Le Cabinet des censuré.e.s est une des expositions à voir cet automne à Québec. Autant pour la très intéressante sélection des artistes que pour les enjeux que leurs oeuvres soulèvent. Elles ont en commun d’avoir été censurées de différentes manières et pour diverses raisons : projets annulés faute d’appui de la part des diffuseurs, œuvres retirées sans préavis, interventions in situ jugées inopportunes.
Cette exposition s’interroge sur les effets psychologiques de la censure sur les artistes à travers témoignages, œuvres et performances, une dimension rarement investigué. Lorsqu’on s’intéresse à la censure, c’est le plus souvent pour identifier les censeurs et pour revendiquer la liberté d’expression. Voilà l’occasion de revoir Hommage à Sa Gratieuse Majesté (2008) de Martin Bureau, un trou d’homme dont la réalisation a été suspendue lorsqu’une fonderie a refusé de couler ce portrait de la reine coiffé d’un panache d’original.
À l’époque, le projet de Bureau, inspiré des pièces de monnaie de trente sous, faisait parti d’une intervention publique de Folie/culture, composé d’une série de grilles pour bouches d’égout imaginées par différents artistes. S’il n’a pu participer à l’événement urbain, Martin Bureau en a cependant fait a coulé trois exemplaires pour des collectionneurs privés. Cette œuvre critiquant la monarchie anglaise est peut-être l’œuvre la plus fameuse du groupe.
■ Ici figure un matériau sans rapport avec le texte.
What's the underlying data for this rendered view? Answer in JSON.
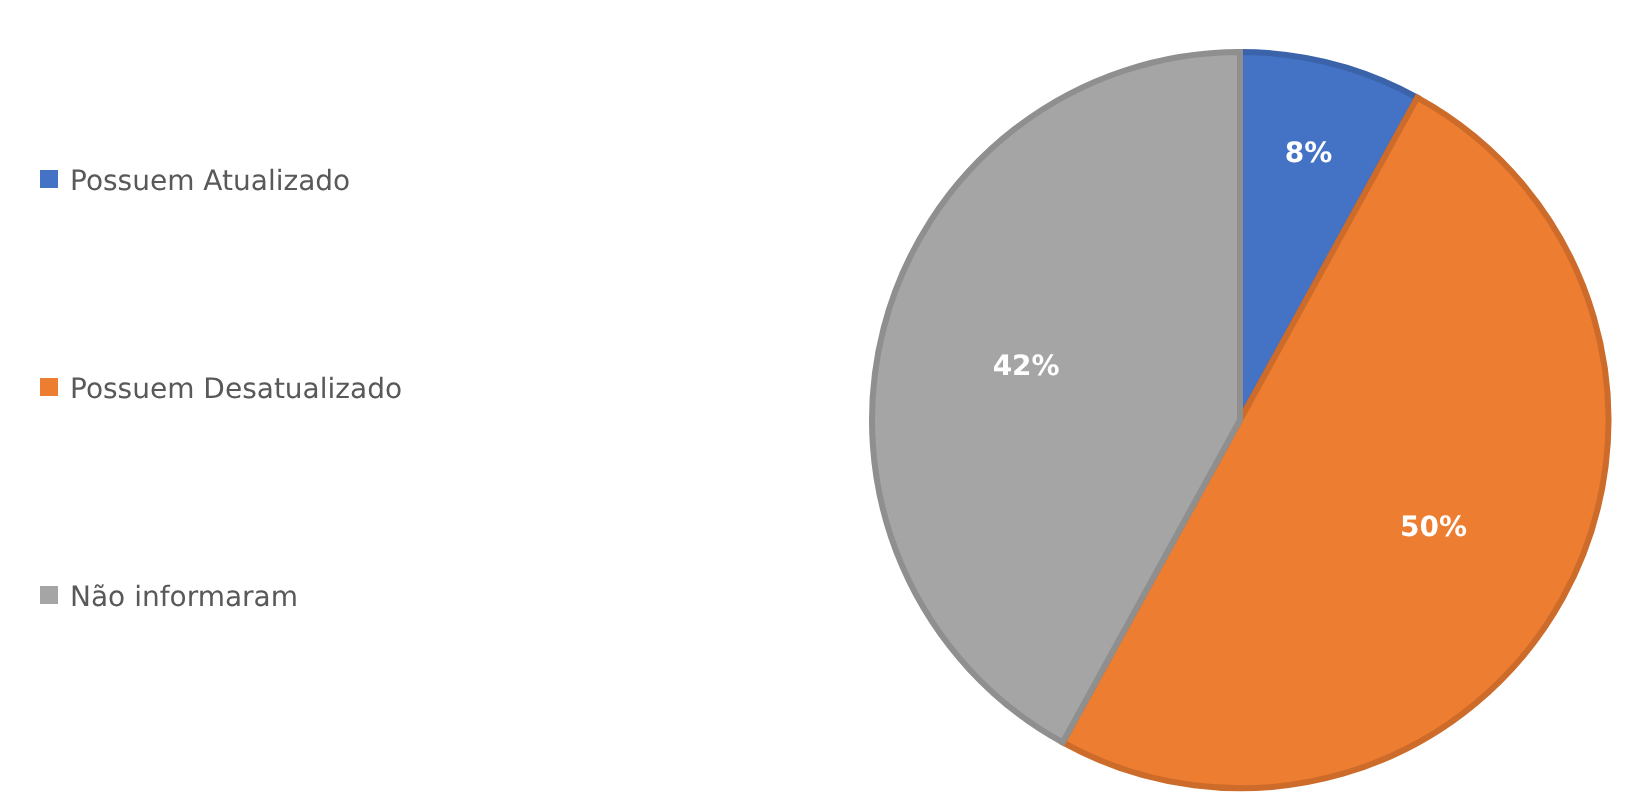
{
  "chart_data": {
    "type": "pie",
    "categories": [
      "Possuem Atualizado",
      "Possuem Desatualizado",
      "Não informaram"
    ],
    "values": [
      8,
      50,
      42
    ],
    "colors": [
      "#4472c4",
      "#ed7d31",
      "#a5a5a5"
    ],
    "value_labels": [
      "8%",
      "50%",
      "42%"
    ],
    "legend": "left"
  }
}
C’est aussi l’occasion de découvrir les oeuvres censurées des montréalais Steve Giasson et Helena Martin Franco et de connaître les enjeux entourant la censure de la fresque de la photographe Isabelle Hayeur, qui n’a pu voir le jour à Montréal, ou la censure des oeuvres de John Bayle-Singfield à Chicoutimi.
L’exposition présente aussi des œuvres du peintre et performeur Christian Messier, qui a vu ses tableaux retirés de l’exposition La foret s’en vient II à la salle André-Mathieu à Laval en 2017, vraisemblablement pour cause de nudité à la suite d’une plainte provenant du public. Six des quinze tableaux présentés avaient alors été retirés. Cela rappelle que les oeuvres acquièrent un surplus d’aura dans la tourmente. N’est-ce pas d’ailleurs le paradoxe de la mise à l’index, qui fait connaitre davantage une oeuvre par la controverse qu’elle suscite? Pensons aux pièces Slav et Kanata de Robert Lepage qui ont fait la manchette en 2018, et dont on parle encore.